I’ve never been one to suggest reading books that don’t appeal based on genre, subject, or synopsis. But, if you choose not to read certain books just because they fall under one of those genres—sci-fi, fantasy, or romance—then you are an elitist snob, and we don’t want you in our club. Yes, we name call here, and if you can’t handle it you likely wouldn’t enjoy these genres anyways.
To deny yourself the pleasure of these genres based solely on how it makes you ‘look’ is to deprive yourself of some fabulous reading material. Some of my favorite quotes have come from these genres, and some of them are downright brilliant. And of course, the context in which they’re found is sometimes both ironic and hilarious. Case in point: a friend recently asked for everyone’s favorite quotes on love, and I sent her this line,
“Love is rarely flawless…Humans delude themselves by thinking it has to be. It is the imperfection that makes love perfect.”

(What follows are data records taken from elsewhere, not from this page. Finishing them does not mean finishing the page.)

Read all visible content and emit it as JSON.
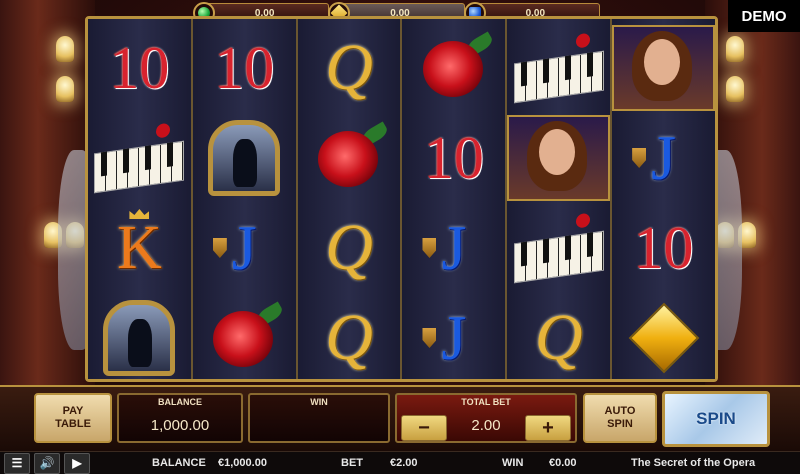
{
  "badge": {
    "demo": "DEMO"
  },
  "jackpots": [
    {
      "gem": "green-gem-icon",
      "value": "0.00"
    },
    {
      "gem": "gold-diamond-icon",
      "value": "0.00"
    },
    {
      "gem": "blue-gem-icon",
      "value": "0.00"
    }
  ],
  "reels": [
    [
      "10",
      "piano-rose",
      "K",
      "mirror"
    ],
    [
      "10",
      "mirror",
      "J",
      "rose"
    ],
    [
      "Q",
      "rose",
      "Q",
      "Q"
    ],
    [
      "rose",
      "10",
      "J",
      "J"
    ],
    [
      "piano-rose",
      "lady",
      "piano-rose",
      "Q"
    ],
    [
      "lady",
      "J",
      "10",
      "diamond"
    ]
  ],
  "panel": {
    "pay_table": "PAY\nTABLE",
    "balance_label": "BALANCE",
    "balance_value": "1,000.00",
    "win_label": "WIN",
    "win_value": "",
    "total_bet_label": "TOTAL BET",
    "total_bet_value": "2.00",
    "minus": "−",
    "plus": "+",
    "auto_spin": "AUTO\nSPIN",
    "spin": "SPIN"
  },
  "status": {
    "balance_label": "BALANCE",
    "balance_value": "€1,000.00",
    "bet_label": "BET",
    "bet_value": "€2.00",
    "win_label": "WIN",
    "win_value": "€0.00",
    "game_title": "The Secret of the Opera"
  },
  "colors": {
    "accent_gold": "#b8923e",
    "ten_red": "#d8232e",
    "jack_blue": "#1a5ae0",
    "queen_gold": "#e6b43a",
    "king_orange": "#ec7a1c"
  }
}
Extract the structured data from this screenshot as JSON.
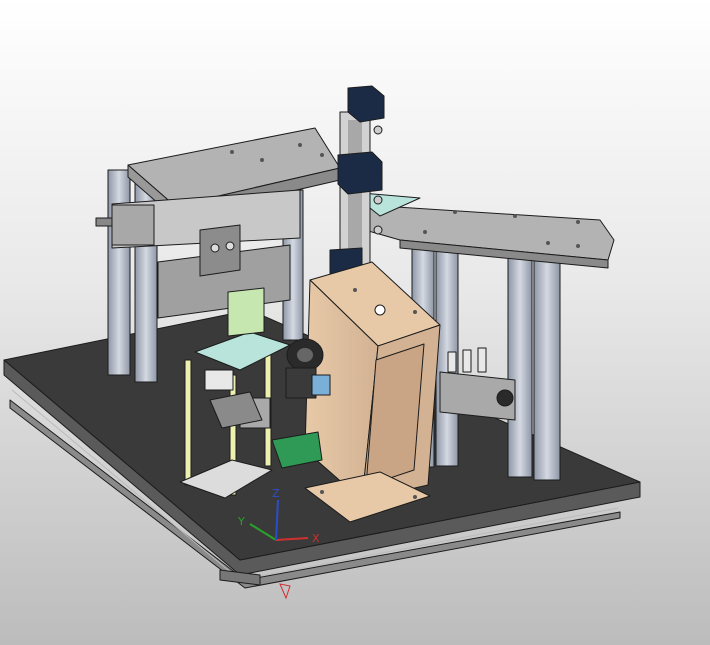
{
  "view": {
    "background_top": "#ffffff",
    "background_bottom": "#bcbcbc"
  },
  "colors": {
    "base_plate": "#3a3a3a",
    "base_plate_edge": "#6a6a6a",
    "profile": "#b6bcc8",
    "plate_gray": "#9a9a9a",
    "plate_top": "#b3b3b3",
    "actuator": "#c8c8c8",
    "motor_block": "#1b2b45",
    "pillar_tan": "#e7c9a8",
    "pillar_tan_dark": "#c9a585",
    "light_cyan": "#b8e4dc",
    "pale_yellow": "#eef0b0",
    "pale_green": "#c6e8b0",
    "pcb_green": "#2e9a55",
    "dark_part": "#2a2a2a",
    "steel_blue": "#7ab0d8"
  },
  "triad": {
    "labels": [
      "Y",
      "Z",
      "X"
    ],
    "icon": "coordinate-triad-icon",
    "colors": {
      "x": "#d03030",
      "y": "#2aa12a",
      "z": "#2a4ec9"
    }
  }
}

She adored the quote and asked me what it was from. I told her Succubus Blues by Richelle Mead. My ears might be bleeding from her screeching laughter.
“Are you actually giving me love quotes from a Succubus?”

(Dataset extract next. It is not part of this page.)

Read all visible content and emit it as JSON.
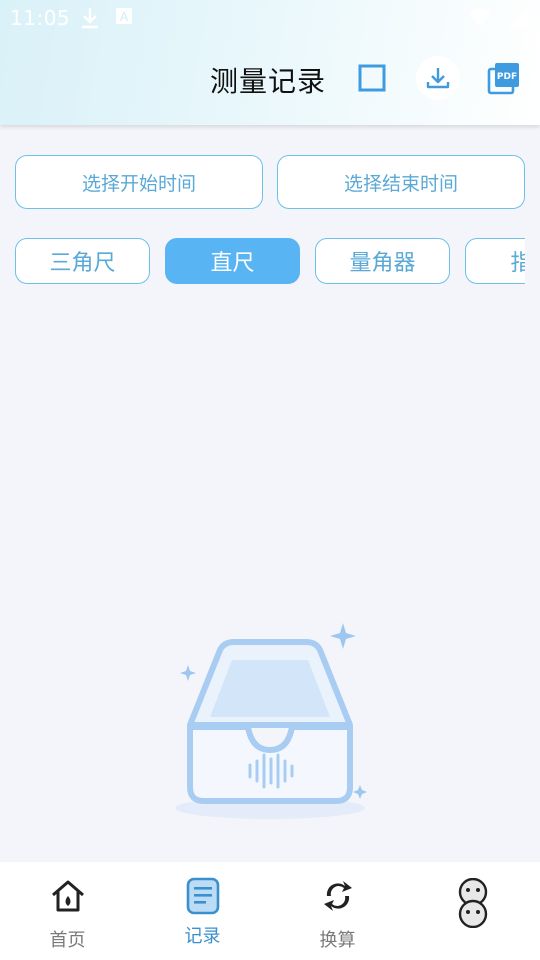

But seriously, good portions of those quotes you share on social media are from authors in these genres. Next time you repost a quote from an author you’re unfamiliar with, I dare you to immediately look that person up and then march yourself down to the library for any one of his/her books. If you like the quote, you’ll probably like the rest of the book too. Just sayin’.
Don’t rob yourself of the joy that is American Gods, Solaris, or Practical Magic (This is totally the safe stuff, guys. Message me for the really juicy, campy goods.) If the title or cover art doesn’t do it for you, take another look. I will admit that I’m guilty of judging a book by its cover, I mean who doesn’t like to look at pretty things? And damn, some of those covers are just gorgeous (I’m looking at you, Euphoria.) But sometimes the packaging is deceiving, and it can go both ways. I’ve read some horrendous books that had a fab title and cover art, yet that book on the bottom of my pile, the one with a title that made no sense and a cover that had me sighing in disappointment, turned out to be my favorite of the haul. I often think that the artwork of these genres does a huge disservice to their content. I mean, can we get any more stereotypical with the busty broads, galaxy shots, and broadswords? Don’t answer that. Although the fantasy genre does seem to be making a greater effort lately—Have you seen the cover of The Golem and the Jinni? Total eyegasm.
The point is this, step outside your literary box. Jump the tracks to the not-so-literary side and you might surprise yourself with how many crossover novels you find. Exploration of character isn’t limited to 19th century Russia. Sometimes it’s found in a place outside of time and space, and sometimes it’s found on the moors of Scotland. And if you happen to get lost in another world, is that really so bad?